Tuesday, August 15, 2017

What is being ridiculed in the poem "Green Memory" by Langston Hughes?

The American capitalist war machine is certainly being ridiculed in the poem "Green Memory" by Langston Hughes. The word "wonderful" in the first line is archly ironic. War is not wonderful for the men who fight in it, but war can lead to wonderful profits for companies that build airplanes and battleships and tanks. "A wonderful time" sounds more like a description of a picnic than of a World War. That the word "War" is capitalized in that first line is interesting too; War is big and important, unlike the inconsequential men whose "blood rolled out" as they fought in it. "Money" too is capitalized at the beginning of the last line, even though other beginnings of lines have not been capitalized. So Money must be bigger and more important than soldiers too. In fact, the whole memory of the war in America is "Green" per the title of the poem; WWII made America the top dog economic powerhouse on the international scene, no matter the millions of American men who lost their lives - boys who were sent "far away from here" to die. Except for Pearl Harbor, WWII didn't touch American soil, so the country was able to grow in a time of global death, was able bloom green and new. The American war machine "rolled in" to existence, and it rolls on today.

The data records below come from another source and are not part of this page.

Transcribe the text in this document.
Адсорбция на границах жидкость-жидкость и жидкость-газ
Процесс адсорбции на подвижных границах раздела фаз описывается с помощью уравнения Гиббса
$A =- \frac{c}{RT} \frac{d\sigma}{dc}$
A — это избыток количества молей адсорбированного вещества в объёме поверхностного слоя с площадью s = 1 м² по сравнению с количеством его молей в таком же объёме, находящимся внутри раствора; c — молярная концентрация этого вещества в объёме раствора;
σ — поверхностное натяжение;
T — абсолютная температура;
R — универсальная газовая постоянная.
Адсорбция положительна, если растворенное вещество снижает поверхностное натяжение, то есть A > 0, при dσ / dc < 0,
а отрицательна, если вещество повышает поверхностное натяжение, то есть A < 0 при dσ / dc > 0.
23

“Green Memory” is about how wartime is advantageous for those who are not directly involved in combat.
The title itself suggests this. Connotatively, green can suggest greed or naivety. In this poem, the speaker indicates that people’s memories of the “War” are tainted with the color green. The dual meaning of the color suggests that many people at home benefitted from the economic boom that occurred in the United States during World War II, thus framing their interpretations of a deadly international conflict. Hughes seems to criticize the tendency to overlook the violence and bloodshed of war when one profits from it.

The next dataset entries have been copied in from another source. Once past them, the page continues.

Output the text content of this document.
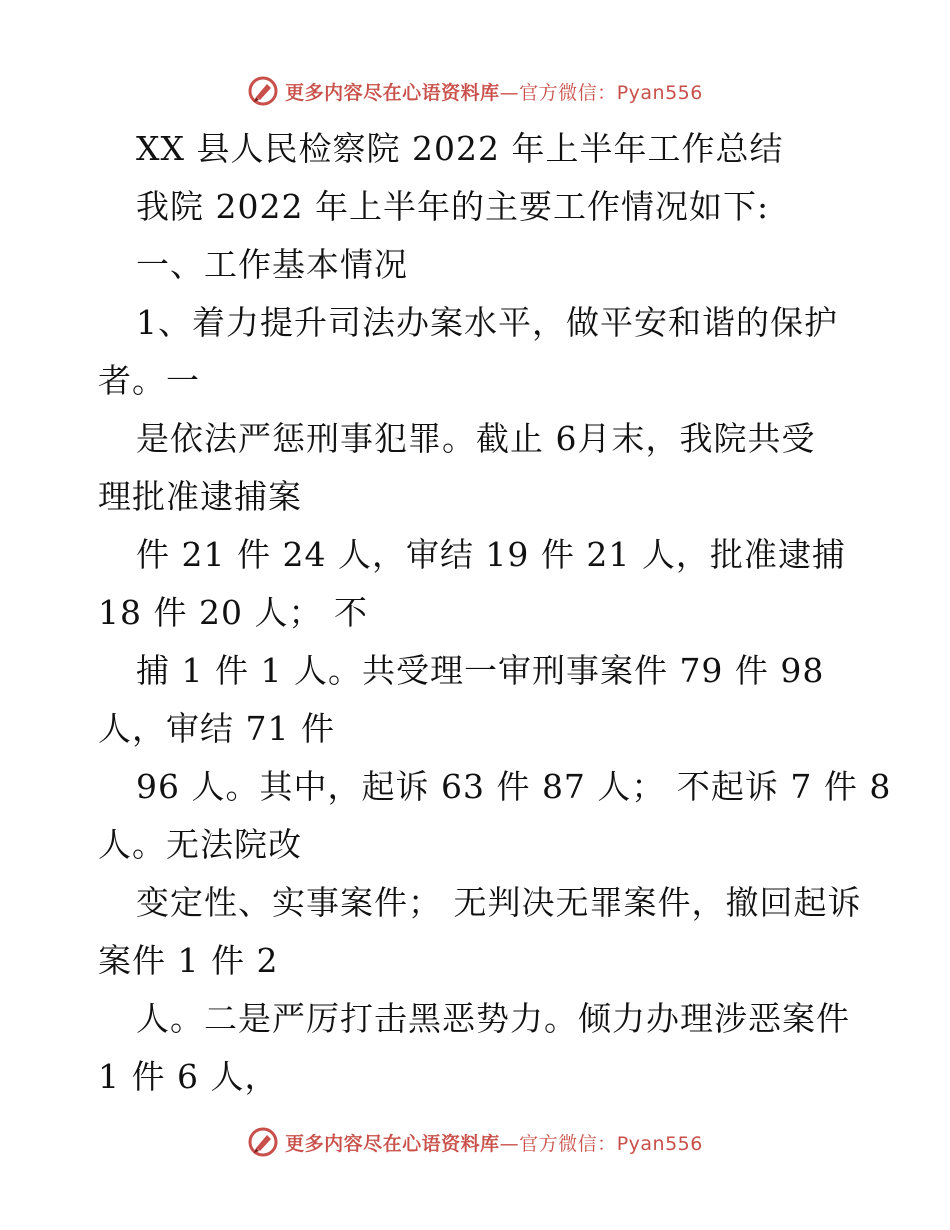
更多内容尽在心语资料库—官方微信：Pyan556
XX 县人民检察院 2022 年上半年工作总结
我院 2022 年上半年的主要工作情况如下:
一、工作基本情况
1、着力提升司法办案水平，做平安和谐的保护
者。一
是依法严惩刑事犯罪。截止 6月末，我院共受
理批准逮捕案
件 21 件 24 人，审结 19 件 21 人，批准逮捕
18 件 20 人； 不
捕 1 件 1 人。共受理一审刑事案件 79 件 98
人，审结 71 件
96 人。其中，起诉 63 件 87 人； 不起诉 7 件 8
人。无法院改
变定性、实事案件； 无判决无罪案件，撤回起诉
案件 1 件 2
人。二是严厉打击黑恶势力。倾力办理涉恶案件
1 件 6 人，
更多内容尽在心语资料库—官方微信：Pyan556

Hughes might be criticizing the average citizen who filled a job left vacant by a soldier, but based on Hughes body of work in which he criticizes society as a whole, it is more likely that Hughes is criticizing that citizen’s blindness to the system that profits from war. Considering that Eisenhower popularized the idea of the military-industrial complex just ten years after this poem was written, Hughes might be pointing out the corporate interests of war—and how the average person is oblivious to the powers at work as long as he or she is kept complacent.
The “blood rolled out” might also suggest that people sacrificed their lives for money, which Hughes finds deplorable. His ironic use of the word “wonderful” in the first line underscores his critical attitude toward the causal relationship between massive death tolls and thriving economies.